Upgrading Systems: Transitioning Legacy Data to a New System
Table of contents
Context:
When solutions require significant overhauls or upgrades to align with organizational needs, foster competitive differentiation, or transition to cutting-edge technology while maintaining the current system's operations, the tasks of creating an automated data migration process to the new system, developing the new solution, conducting tests, and transitioning to production can be quite daunting. A prime example is an Oracle Forms migration, where the organization seizes the opportunity not only to update the technology but also to reimagine how the system can be redesigned to substantially increase its value. This echoes the sentiment of a CIO I once worked for who said, "Don't just put lipstick on the pig..."

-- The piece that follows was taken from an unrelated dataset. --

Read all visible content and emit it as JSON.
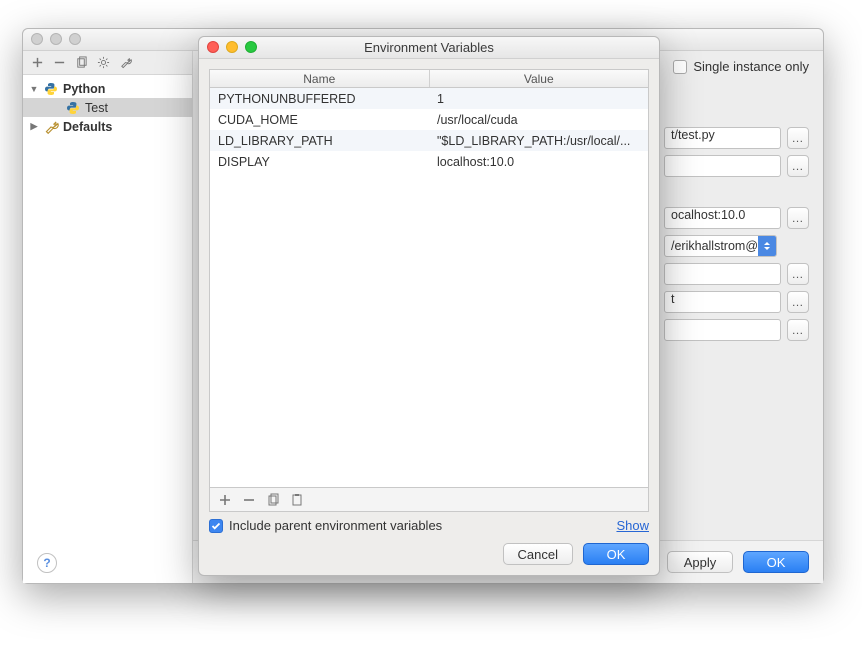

Processes that migrate legacy data from one system to another are crucial during development, testing, and production phases until the legacy system is decommissioned after the final cutover. These migration processes differ from those that address the continuous data integration needs of interdependent systems, which often involve real-time transactions and data queries. For instance, an APEX e-commerce application may use APIs to process payments through services like Stripe. Jon Dixon does a nice job covering the data requirements for ongoing system needs in his recent blog post How to fetch data from remote systems over REST using APEX, ORDS & DB (cloudnueva.com). Similarly, while there are purchasable software solutions that cater to data migration needs, their costs may not always align with the project's scale or the organization's budget.
Objective:
Develop a framework for transitioning legacy data to a new system that encompasses design, maintaining the legacy system's operations, construction, testing, and migration. The focus should be on managing data throughout the transition, rather than the complete migration process from Oracle Forms to Oracle APEX, which warrants several detailed blog posts.
Details:
Legacy system continues to operate as usual.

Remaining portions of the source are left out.